Fred Spiess
Dr. Fred Noel Spiess was a naval officer, oceanographer and marine explorer. His work created new advances in marine technology including the FLIP Floating Instrument Platform, the Deep Tow vehicle for study of the seafloor, and the use of acoustics for underwater navigation and geodetic positioning.
Education and career
Spiess was born in Oakland, California. He received an undergraduate degree from the University of California, Berkeley and a master's degree from Harvard University. He received his doctorate in physics from UC Berkeley in 1951.After graduating in 1941 from Berkeley, he received a commission from the US Naval Reserve Officers Training Corps. During World War II, he made a record 13 war patrols on submarines in the Pacific Ocean and was awarded Silver and Bronze Stars for gallantry in combat. He continued in the Naval Reserve from 1946–56 and retired with the rank of captain, serving as the Deputy Oceanographer of the Navy from 1969 to 1974. Spiess' method for reckoning the position of an object from successive sonar contacts is still a standard for training of US Naval Officers.
Spiess joined the Marine Physical Laboratory at the Scripps Institution of Oceanography in 1952 and served as director of the laboratory from 1958 to 1980. He served as director of the Scripps Institution from 1964 to 1965.
Spiess was awarded the John Price Wetherill Medal in 1965 and the Maurice Ewing Medal in 1983. He was elected to the National Academy of Engineering in 1985. He was a fellow of the Acoustical Society of America, and was awarded their Pioneers of Underwater Acoustics Medal in 1985 for "his leadership and insight in applying acoustics to study the ocean and the sea floor, for his many ingenious scientific and engineering contributions; for his introduction of students, scientists, and many others to underwater acoustics."
R/P FLIP
Spiess is worked on the creation of R/P FLIP, a unique research platform that is towed to the work area and then rotated to a vertical position to form a stable observation post in deep water. Spiess collaborated with Fred Fisher and Phillip Rudnick in development of the vessel.FLIP has been used to study the acoustics of whales and other marine mammals, heat exchange between the ocean and the atmosphere, and the effects of seismic waves on water.
Deep Tow
The development of the echo sounder for seafloor mapping was refined during World War II. Soon research ships crossing the oceans outlined the mid-ocean ridges, fracture zones, and deep-sea trenches. Because these devices sent out broad-beam sound waves from the sea surface, details of the seafloor shape remained obscured by fuzzy smeared-out echoes. Ship navigation was so inaccurate that features smaller than a few kilometers across could not be mapped with any certainty. Spiess’ solution to the resolution and mapping problem was twofold; bring the echo sounder close to the seafloor and locate the device within a seabed survey navigation network.During the 1960s, Spiess and his engineers at the Marine Physical Laboratory of Scripps developed the Deep Tow instrument for mapping the deep seafloor from an altitude of tens of meters.
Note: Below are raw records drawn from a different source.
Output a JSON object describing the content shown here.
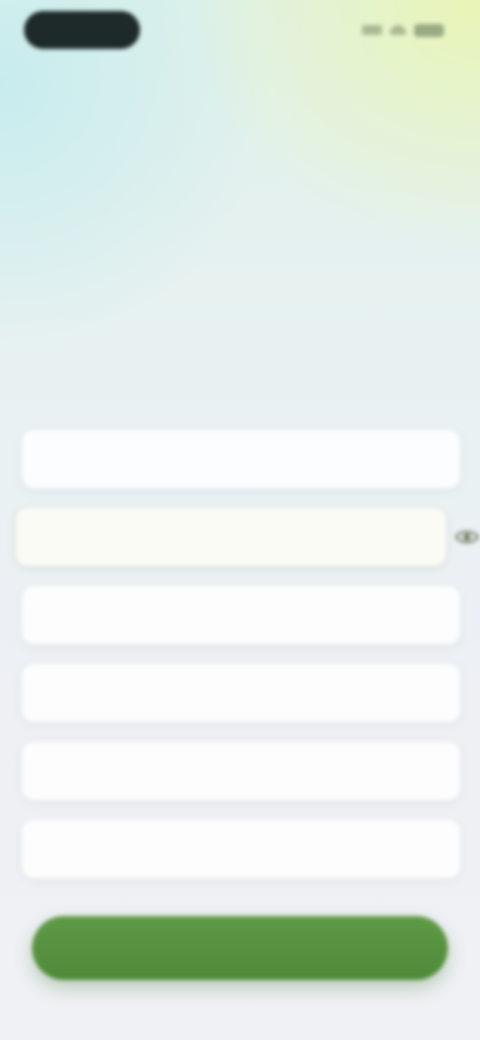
{
  "status_bar": {
    "time": "",
    "icons": [
      "signal-icon",
      "wifi-icon",
      "battery-icon"
    ]
  },
  "header": {
    "title": "",
    "subtitle": ""
  },
  "form": {
    "fields": [
      {
        "label": "",
        "value": "",
        "placeholder": ""
      },
      {
        "label": "",
        "value": "",
        "placeholder": ""
      },
      {
        "label": "",
        "value": "",
        "placeholder": ""
      },
      {
        "label": "",
        "value": "",
        "placeholder": ""
      },
      {
        "label": "",
        "value": "",
        "placeholder": ""
      },
      {
        "label": "",
        "value": "",
        "placeholder": ""
      }
    ],
    "password_toggle_icon": "eye-icon"
  },
  "actions": {
    "submit_label": ""
  },
  "colors": {
    "accent": "#558f3d",
    "title": "#2a3540",
    "status_pill": "#1e2a2a"
  }
}
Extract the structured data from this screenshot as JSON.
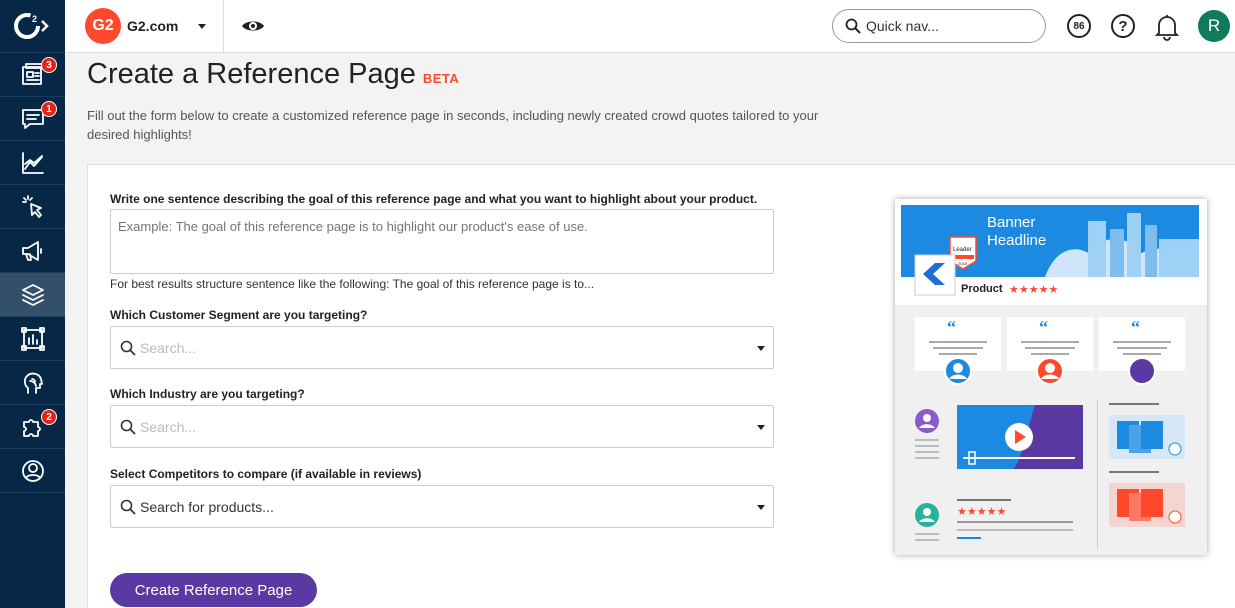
{
  "topbar": {
    "site_name": "G2.com",
    "brand_logo_text": "G2",
    "quicknav_placeholder": "Quick nav...",
    "score": "86",
    "help_glyph": "?",
    "avatar_initial": "R"
  },
  "sidebar": {
    "items": [
      {
        "icon": "reviews-icon",
        "badge": "3"
      },
      {
        "icon": "chat-icon",
        "badge": "1"
      },
      {
        "icon": "analytics-icon",
        "badge": ""
      },
      {
        "icon": "pointer-icon",
        "badge": ""
      },
      {
        "icon": "megaphone-icon",
        "badge": ""
      },
      {
        "icon": "layers-icon",
        "badge": "",
        "active": true
      },
      {
        "icon": "report-icon",
        "badge": ""
      },
      {
        "icon": "head-icon",
        "badge": ""
      },
      {
        "icon": "puzzle-icon",
        "badge": "2"
      },
      {
        "icon": "profile-icon",
        "badge": ""
      }
    ]
  },
  "page": {
    "title": "Create a Reference Page",
    "beta": "BETA",
    "description": "Fill out the form below to create a customized reference page in seconds, including newly created crowd quotes tailored to your desired highlights!"
  },
  "form": {
    "goal_label": "Write one sentence describing the goal of this reference page and what you want to highlight about your product.",
    "goal_placeholder": "Example: The goal of this reference page is to highlight our product's ease of use.",
    "goal_hint": "For best results structure sentence like the following: The goal of this reference page is to...",
    "segment_label": "Which Customer Segment are you targeting?",
    "segment_placeholder": "Search...",
    "industry_label": "Which Industry are you targeting?",
    "industry_placeholder": "Search...",
    "competitors_label": "Select Competitors to compare (if available in reviews)",
    "competitors_placeholder": "Search for products...",
    "submit_label": "Create Reference Page"
  },
  "illustration": {
    "banner_line1": "Banner",
    "banner_line2": "Headline",
    "badge_text": "Leader",
    "badge_year": "2018",
    "product_label": "Product",
    "stars": "★★★★★",
    "colors": {
      "banner": "#1c8ae0",
      "accent_red": "#ff492c",
      "purple": "#5a39a2",
      "teal": "#27b39b"
    }
  },
  "colors": {
    "sidebar": "#062846",
    "brand": "#ff492c",
    "primary_button": "#5a39a2",
    "avatar": "#0f7b5c"
  }
}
The deep-tow instrument used a narrow-beam downward-looking echosounder, side-scan sonars, and subbottom profiling system to map features in unprecedented detail, e.g., geologic observations that approached that of outcrop mapping for land geologists. Evolution of the Deep Tow to improve seafloor mapping saw the addition of a magnetometer, cameras, video, water samplers, plankton nets, and other instruments as more varied seafloor environments were examined.
The Deep Tow instrument was notably used in Project FAMOUS, the first-ever geologic mapping of the median rift valley of the Mid-Atlantic Ridge.